Anlatım aslında karmaşık gerçekleri, anlaşılması ve hatırlanması kolay hikayelere dokumaktır. Yazar bu süreçte belirli ayrıntıları vurgular, belirli değer ve temaları şekillendirir ve belirli bir yorumlama çerçevesi oluşturur. Bu hikayeler kümülatif olarak klişelerimizi oluşturur ve bu da sırayla dünyayı anlayışımızı ve hatta başkalarına olan güvenimizi etkiler. Örneğin, Coca-Cola'nın reklamları her zaman hayatın mutlu ve sıcak bir resmini çizer ve bilinçaltımızda "Coca-Cola" yı güzel zamanlarla ilişkilendiririz.
Tarihsel olarak anlatı gücü, anlatıyı kontrol ederek güven zincirini sürdüren krallık ve teokrasinin elinde tutuldu. Eski krallar, egemenliklerini sağlamak ve halkın krallığa güvenini sağlamak için tanrıların torunları olduklarını iddia edeceklerdi; dini güç, belirli dini anlatılar oluşturmak için "İncil" ve "Kuran" gibi dini öğretileri kullanacak ve ardından inanç sistemlerini sürdürecek, böylece inananlar Vatikan'a tam güven duyacaktı. Hindistan'ın kast sistemi ise, derin kozmik yaratılış miti aracılığıyla hiyerarşik düzenine ilahi bir meşruiyet sağlamakta, insanlar tarafından sorgulanamayan ve hala yüz milyonlarca insan tarafından kabul edilen bir güven sistemini şekillendirmektedir.
Tarihin ilerlemesi ve teknolojinin gelişmesiyle bu anlatı gücünün dağılımı değişmeye başladı. Teknoloji bize daha fazla bilgi, daha fazla hikaye ve daha fazla anlatı gücü getirdi. Sadece hükümetler değil, eğitim kurumları, sıradan insanlar bile internet aracılığıyla hikayelerini paylaşabilir ve anlatılarını şekillendirebilir. Bu, anlatıyı daha çeşitli hale getirir ve güven oluşumunu zorlaştırır.
Ancak bu, anlatı gücünün yoğunlaşmasının ortadan kalktığı anlamına gelmez. Aksine, yeni güçler anlatı gücünü ele geçiriyor, bunlar sermaye ve büyük veriler. Teknolojiyi manipüle ederek ve büyük verileri kullanarak anlatı ortamımızı yeniden tanımlıyorlar ve bu da karşılığında güven sistemimizi değiştiriyor. Etkileri sadece iş alanına yansımakla kalmıyor, sosyal yapımızı ve değerlerimizi de değiştiriyor.

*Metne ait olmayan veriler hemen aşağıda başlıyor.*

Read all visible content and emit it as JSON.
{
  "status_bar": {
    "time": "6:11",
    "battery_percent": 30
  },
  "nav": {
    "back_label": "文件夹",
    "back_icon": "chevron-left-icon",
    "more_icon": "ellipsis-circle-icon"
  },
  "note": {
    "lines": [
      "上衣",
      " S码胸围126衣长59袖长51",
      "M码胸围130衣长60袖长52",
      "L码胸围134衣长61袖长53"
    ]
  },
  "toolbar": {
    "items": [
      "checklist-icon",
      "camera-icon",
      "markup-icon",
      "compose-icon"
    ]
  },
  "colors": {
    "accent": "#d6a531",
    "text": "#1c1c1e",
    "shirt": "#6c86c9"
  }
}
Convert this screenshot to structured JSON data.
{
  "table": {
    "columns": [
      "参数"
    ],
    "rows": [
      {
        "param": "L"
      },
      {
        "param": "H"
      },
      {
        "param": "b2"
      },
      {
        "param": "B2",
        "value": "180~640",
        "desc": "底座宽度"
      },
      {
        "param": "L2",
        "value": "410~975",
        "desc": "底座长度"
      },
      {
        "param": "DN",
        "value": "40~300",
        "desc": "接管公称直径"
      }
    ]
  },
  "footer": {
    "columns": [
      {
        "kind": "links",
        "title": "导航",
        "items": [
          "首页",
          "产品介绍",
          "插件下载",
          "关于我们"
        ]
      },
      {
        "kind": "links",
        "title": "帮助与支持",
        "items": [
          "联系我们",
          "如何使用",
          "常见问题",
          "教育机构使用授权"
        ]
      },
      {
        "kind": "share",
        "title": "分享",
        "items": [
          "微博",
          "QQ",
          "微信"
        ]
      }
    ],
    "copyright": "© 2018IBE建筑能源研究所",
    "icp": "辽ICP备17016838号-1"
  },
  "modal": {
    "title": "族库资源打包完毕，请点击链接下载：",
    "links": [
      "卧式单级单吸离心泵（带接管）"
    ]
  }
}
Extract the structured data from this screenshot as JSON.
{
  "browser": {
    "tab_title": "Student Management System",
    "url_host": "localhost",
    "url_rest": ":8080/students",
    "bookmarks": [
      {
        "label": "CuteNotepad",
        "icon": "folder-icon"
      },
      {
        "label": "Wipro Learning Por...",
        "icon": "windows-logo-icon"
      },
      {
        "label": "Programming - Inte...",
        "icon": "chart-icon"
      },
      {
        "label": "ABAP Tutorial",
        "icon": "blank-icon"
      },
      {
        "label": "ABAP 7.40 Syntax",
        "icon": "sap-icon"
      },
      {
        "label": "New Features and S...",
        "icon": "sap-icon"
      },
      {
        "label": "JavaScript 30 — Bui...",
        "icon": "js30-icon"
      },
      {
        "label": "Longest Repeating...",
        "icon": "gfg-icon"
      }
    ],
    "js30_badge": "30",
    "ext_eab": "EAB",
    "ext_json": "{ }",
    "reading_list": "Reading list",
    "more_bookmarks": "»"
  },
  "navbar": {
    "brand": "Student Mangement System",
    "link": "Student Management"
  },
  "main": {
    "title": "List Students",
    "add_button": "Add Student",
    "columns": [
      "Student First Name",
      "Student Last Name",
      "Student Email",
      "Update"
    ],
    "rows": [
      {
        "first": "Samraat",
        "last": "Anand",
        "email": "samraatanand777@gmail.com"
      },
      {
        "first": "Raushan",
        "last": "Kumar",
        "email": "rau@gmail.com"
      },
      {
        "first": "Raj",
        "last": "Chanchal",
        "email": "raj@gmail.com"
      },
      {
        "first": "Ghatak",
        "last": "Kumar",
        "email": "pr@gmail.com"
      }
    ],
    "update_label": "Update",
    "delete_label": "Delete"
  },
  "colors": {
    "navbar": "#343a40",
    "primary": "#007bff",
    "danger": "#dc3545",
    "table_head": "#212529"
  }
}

03. Dijital Çağda Güven: Sermayenin ve Büyük Verinin Anlatımsal Kontrolü
Sanayi Devrimi'nden bu yana, bilimsel rasyonalite anlatısı yavaş yavaş dünyamıza hakim oldu. Elektriğin yaygın olarak uygulanması, uçakların icadı, bilgisayarların ve internetin yükselişi, teknolojik yeniliklerin her adımı dünyaya dair anlayışımızı değiştiriyor ve bize teknolojiye eşi görülmemiş bir güven veriyor. Bilim ve teknolojinin sorunları çözmenin ve yaşamları iyileştirmenin anahtarı olduğuna inanıyoruz. Ancak zaman geçtikçe bilimin anlatı gücü sermaye ve büyük veri tarafından yeniden tanımlanıyor.
Örneğin sosyal medyayı ele alalım: Başlangıçta özgür ifade ve küresel bağlantı için bir araç olarak görülse de, şimdi daha çok tüketiciliği ve kişiselleştirilmiş reklamcılığı yönlendirmek için bir platform olarak görülüyor. Büyük veri teknolojisi, sosyal medya şirketlerinin kullanıcıların tercihlerini, alışkanlıklarını ve davranışlarını doğru bir şekilde anlamasına ve ardından bu bilgileri kullanıcı tüketimini artıracak araçlara dönüştürmesine olanak tanır. Sosyal medya kullanıcısı olmak yerine ürün olduk. Davranışlarımız, duygularımız ve hatta güvenimiz bile algoritmalar tarafından analiz ediliyor ve sermaye kazancına dönüştürülüyor.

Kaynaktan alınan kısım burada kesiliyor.